The present invention relates to a charge-coupled device, and, more particularly, to a charge-coupled device and a method of manufacturing the same, in which the structure of a light-receiving region is changed to improve light sensitivity.
A conventional charge-coupled device will be described first, with reference to the attached drawings.
FIG. 1 is a layout diagram of the conventional charge-coupled device, in general.
FIGS. 2A to 2G are cross-sectional views taken along the line II--II in FIG. 1 for illustrating a manufacturing method. FIG. 3 is a diagram showing the process sequence of the conventional charge-coupled device.
The conventional charge-coupled device is composed of an insulating layer 20, a first P-type well 2 formed in a predetermined region of an N-type semiconductor substrate 1, a second P-type well 3 formed in a part excluding a light-receiving region within first P-type well 2, a PDN region 4 formed in a predetermined region within first P-type well 2, and a PDP.sup.+ region 5 formed in the upper surface of PDN region 4. PDP.sup.+ region 5 and PDN region 4 form photodiodes. BCCD region 6 is formed closer to one side of PDN region 4 and PDP.sup.+ region 5. A CST region 7 is formed for isolating BCCD region 6 and each photodiode region. Poly-gates I 8, and II 9 are formed to be insulated from each other on the upper side of BCCD region 6.
The manufacturing process of the aforementioned conventional charge-coupled device is as follows.
To begin with, as shown in FIGS. 2A and 2B, a P-type impurity ion-implantation is performed on a predetermined region of an N-type semiconductor substrate 1 to form a first P-type well 2 defining an active region.
Then, as shown in FIG. 2C, using a photoresist as a mask, another P-type impurity ion-implantation is performed in a part within first P-type well 2, thereby forming a second P-type well 3.
As shown in FIG. 2D, an ion-implantation is performed to form CST region 7. CST region 7 creates a potential barrier that isolates charges between the photodiode region and BCCD region 6.
As shown in FIG. 2E, a buried ion-implantation is performed on the CCD channel region to form BCCD region 6.
As shown in FIG. 2F, polysilicon is deposited on the entire surface of the resultant structure and patterned to form a poly-gate I 8 (not shown). After forming an interlayer insulating film (not shown) for insulating gates I and II from each other, polysilicon is deposited again and patterned to form a poly-gate II 9.
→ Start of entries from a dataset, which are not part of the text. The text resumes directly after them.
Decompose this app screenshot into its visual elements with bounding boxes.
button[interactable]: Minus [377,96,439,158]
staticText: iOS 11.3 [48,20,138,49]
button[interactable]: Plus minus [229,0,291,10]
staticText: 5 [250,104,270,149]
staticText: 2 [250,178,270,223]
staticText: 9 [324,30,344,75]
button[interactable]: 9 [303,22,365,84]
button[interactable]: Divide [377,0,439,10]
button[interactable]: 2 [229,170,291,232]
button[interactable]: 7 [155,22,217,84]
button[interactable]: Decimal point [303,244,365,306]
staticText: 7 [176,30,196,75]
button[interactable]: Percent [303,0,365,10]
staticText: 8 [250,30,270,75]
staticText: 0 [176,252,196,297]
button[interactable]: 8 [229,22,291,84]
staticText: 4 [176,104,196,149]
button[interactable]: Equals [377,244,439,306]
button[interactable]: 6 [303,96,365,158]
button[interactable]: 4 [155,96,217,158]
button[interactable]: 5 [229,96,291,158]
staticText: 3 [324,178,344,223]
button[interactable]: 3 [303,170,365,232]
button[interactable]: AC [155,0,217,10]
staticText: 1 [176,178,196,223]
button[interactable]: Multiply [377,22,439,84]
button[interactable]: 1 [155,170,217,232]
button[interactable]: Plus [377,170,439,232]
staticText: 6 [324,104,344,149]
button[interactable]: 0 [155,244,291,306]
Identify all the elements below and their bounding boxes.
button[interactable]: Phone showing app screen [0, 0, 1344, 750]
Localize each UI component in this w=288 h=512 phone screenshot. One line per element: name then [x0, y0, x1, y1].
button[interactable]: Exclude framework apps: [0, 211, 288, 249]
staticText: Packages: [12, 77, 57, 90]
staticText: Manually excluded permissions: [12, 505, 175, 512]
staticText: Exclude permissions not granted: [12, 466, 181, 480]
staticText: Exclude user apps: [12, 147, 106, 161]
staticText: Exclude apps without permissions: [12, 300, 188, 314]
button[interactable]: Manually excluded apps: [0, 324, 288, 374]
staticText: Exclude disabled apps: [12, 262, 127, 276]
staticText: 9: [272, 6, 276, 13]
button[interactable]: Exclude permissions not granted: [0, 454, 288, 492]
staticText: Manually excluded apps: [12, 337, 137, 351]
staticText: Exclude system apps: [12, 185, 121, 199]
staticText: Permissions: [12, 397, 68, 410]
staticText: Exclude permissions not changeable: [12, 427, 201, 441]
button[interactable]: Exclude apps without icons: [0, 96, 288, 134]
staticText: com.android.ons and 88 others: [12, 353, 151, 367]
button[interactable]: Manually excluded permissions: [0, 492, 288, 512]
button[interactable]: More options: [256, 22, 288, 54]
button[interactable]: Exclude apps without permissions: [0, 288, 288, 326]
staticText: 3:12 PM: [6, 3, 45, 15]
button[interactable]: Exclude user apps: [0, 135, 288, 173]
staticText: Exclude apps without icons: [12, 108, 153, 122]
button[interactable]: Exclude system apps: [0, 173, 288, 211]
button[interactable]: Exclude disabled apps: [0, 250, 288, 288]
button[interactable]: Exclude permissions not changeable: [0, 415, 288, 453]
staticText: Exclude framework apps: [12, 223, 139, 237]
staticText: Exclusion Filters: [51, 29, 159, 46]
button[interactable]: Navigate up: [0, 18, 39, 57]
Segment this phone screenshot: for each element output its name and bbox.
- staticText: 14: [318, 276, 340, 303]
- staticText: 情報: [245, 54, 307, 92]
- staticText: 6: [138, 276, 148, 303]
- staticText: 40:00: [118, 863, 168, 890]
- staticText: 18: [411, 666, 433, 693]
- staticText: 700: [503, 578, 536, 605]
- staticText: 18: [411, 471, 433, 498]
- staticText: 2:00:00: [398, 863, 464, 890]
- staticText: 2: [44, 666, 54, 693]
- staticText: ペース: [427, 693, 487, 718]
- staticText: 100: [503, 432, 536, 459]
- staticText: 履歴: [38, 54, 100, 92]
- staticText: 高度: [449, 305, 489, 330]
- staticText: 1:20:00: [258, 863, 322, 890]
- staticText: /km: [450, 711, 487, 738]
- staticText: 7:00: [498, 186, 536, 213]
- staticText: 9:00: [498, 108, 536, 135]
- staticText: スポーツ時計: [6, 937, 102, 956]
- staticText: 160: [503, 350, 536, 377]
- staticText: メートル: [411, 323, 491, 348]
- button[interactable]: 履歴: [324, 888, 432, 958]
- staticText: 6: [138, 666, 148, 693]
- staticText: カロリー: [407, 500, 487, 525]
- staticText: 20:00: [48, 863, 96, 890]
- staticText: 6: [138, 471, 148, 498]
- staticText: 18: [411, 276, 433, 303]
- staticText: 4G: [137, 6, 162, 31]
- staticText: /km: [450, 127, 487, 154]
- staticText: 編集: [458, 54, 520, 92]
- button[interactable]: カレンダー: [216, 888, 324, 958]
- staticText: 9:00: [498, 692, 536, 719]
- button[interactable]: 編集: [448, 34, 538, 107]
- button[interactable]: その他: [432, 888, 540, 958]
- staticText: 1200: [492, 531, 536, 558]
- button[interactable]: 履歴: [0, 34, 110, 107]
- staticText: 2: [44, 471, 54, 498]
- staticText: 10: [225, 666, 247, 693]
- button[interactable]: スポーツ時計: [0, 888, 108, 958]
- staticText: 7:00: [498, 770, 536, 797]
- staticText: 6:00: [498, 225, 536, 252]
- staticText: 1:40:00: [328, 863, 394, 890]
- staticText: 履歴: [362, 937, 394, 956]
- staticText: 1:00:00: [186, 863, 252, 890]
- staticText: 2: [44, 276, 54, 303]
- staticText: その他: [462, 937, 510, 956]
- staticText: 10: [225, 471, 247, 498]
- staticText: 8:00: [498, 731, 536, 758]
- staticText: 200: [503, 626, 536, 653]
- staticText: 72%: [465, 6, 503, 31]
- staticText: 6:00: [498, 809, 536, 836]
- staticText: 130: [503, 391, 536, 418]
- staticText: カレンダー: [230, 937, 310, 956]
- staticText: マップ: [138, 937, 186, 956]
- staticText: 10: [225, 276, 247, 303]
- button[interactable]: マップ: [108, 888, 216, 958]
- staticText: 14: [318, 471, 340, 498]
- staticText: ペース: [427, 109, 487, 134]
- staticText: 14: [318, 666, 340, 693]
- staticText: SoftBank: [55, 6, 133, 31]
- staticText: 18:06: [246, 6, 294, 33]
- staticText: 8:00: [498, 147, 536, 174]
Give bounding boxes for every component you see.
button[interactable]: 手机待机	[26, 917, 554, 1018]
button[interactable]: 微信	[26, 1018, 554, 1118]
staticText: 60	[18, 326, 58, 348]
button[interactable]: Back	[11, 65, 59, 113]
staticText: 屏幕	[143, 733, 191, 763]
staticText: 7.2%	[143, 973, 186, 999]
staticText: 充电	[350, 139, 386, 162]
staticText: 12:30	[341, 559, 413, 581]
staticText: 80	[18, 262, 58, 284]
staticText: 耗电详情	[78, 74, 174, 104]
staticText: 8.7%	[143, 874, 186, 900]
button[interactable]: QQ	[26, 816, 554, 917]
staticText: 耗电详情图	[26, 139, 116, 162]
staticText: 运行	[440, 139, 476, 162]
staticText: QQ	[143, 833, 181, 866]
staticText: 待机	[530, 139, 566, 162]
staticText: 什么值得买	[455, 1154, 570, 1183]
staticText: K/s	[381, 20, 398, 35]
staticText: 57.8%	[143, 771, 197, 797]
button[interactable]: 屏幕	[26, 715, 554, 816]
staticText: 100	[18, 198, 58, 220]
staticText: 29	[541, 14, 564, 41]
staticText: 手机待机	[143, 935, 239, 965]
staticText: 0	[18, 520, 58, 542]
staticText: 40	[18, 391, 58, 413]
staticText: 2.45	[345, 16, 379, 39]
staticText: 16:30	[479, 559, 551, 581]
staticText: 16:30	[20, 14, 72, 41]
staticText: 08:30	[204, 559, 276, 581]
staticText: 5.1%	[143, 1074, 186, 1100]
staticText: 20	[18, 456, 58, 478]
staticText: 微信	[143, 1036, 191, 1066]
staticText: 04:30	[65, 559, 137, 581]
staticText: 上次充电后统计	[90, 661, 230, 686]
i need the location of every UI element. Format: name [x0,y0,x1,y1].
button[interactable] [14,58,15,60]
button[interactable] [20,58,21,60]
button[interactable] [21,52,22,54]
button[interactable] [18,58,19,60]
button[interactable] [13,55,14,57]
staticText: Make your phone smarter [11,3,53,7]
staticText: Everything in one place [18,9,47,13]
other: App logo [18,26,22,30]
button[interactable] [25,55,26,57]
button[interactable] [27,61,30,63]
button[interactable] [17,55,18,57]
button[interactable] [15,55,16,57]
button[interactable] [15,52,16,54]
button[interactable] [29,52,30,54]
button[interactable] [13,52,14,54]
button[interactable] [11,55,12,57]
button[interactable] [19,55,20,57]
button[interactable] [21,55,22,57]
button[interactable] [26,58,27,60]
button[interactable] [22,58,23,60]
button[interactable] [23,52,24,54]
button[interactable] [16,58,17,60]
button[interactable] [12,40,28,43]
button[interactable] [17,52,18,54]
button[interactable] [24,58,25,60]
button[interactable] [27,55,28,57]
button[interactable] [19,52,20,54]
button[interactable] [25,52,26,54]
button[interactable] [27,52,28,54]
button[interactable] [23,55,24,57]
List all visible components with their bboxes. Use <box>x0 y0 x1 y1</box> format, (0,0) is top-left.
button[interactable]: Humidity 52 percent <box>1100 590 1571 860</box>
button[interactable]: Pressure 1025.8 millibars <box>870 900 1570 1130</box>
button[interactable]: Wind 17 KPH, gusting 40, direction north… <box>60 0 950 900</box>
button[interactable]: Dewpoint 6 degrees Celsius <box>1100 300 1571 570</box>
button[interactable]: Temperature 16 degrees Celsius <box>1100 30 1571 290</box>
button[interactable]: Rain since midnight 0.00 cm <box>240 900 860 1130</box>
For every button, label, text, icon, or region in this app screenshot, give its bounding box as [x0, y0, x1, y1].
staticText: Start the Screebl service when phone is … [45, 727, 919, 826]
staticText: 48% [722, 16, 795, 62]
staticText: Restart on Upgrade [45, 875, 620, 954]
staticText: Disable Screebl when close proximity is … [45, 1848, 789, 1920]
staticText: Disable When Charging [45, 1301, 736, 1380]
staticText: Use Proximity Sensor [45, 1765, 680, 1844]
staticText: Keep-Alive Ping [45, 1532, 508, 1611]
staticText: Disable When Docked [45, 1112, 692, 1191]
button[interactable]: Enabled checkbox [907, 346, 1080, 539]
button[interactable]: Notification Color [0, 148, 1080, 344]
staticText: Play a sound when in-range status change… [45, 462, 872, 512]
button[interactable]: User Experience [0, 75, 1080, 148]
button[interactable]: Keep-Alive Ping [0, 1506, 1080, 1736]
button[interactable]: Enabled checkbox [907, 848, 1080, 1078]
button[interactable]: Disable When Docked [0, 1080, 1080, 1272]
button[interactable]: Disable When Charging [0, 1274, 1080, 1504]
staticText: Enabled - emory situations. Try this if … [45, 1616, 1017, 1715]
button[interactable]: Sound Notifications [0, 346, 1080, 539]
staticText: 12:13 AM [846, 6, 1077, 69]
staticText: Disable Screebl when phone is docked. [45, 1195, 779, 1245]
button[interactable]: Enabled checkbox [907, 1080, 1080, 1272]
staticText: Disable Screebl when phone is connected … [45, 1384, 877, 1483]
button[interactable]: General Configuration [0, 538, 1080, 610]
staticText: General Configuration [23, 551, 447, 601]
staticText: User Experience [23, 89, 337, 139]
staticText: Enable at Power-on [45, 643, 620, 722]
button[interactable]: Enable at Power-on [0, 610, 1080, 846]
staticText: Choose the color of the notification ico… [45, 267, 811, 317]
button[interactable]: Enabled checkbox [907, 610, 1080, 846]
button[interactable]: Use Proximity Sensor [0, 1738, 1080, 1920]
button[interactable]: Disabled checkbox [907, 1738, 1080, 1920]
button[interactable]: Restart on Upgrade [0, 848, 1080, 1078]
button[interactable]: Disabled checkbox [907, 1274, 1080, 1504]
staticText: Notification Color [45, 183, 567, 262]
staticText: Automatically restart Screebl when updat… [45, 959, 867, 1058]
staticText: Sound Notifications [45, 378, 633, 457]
Then, using poly-gates I 8 and II 9 as masks, an N-type impurity ion is implanted in a light-receiving region, thereby forming PDN region 4.
Finally, as shown in FIG. 2G, an ion-implantation of a P-type impurity ion with high concentration is performed on the surface of PDN region 4, thereby forming a PDP.sup.+ region 5.
FIG. 3 summarizes the process sequence of the conventional charge-coupled device. First, in step 60, the secnd P-type well 3 is formed. In step 62, the ion implantation is performed to form the CST region 7. Similarly, in step 64, an ion implantation is performed to form BCCD region 6. In steps 66 and 68, the poly-gate I 8 and poly-gate II 9 are formed, respectively. In step 70, the ion implantation is performed to form the PDN region 4. Finally, in step 72, another ion implantation is performed to form PDP.sup.+ region 5.
In the conventional charge-coupled device as described above, BCCD region 6 is formed within second P-type well 3, so that the signal charge in BCCD region 6 moves without receiving the influence of SUB bias.
Further, as shown in FIG. 1, the CST layer surrounds most of the light-conversion region, but does not completely surround it. An opening in the CST region 7 is formed facing the nearest BCCD region. When a HIGH bias is applied to a gate serving as a transfer gate TG, the signal charge generated through light conversion is smoothly transferred to the BCCD region only through the opening part of CST region 7.
However, the conventional charge-coupled device in which the CST region formed as described above was not without its problems.
The width (W) of the CST layer, which is determined by the CST mask, exerts an important influence on the characteristics the charge-coupled device. If the width of the CST layer is large, the potential area for each light emitting section becomes small due to side effect. Further, as the width of the CST increases, the opening in the CST layer becomes smaller, which deteriorates the charge-transfer efficiency (CTE) in the CCD channel.
Limitations in existing mask-patterning equipment, such as a stepper, make it difficult to form the width of the CST region 7 with adequate precision to prevent the aforementioned problems. Accordingly, the sensitivity of the charge-coupled device is reduced.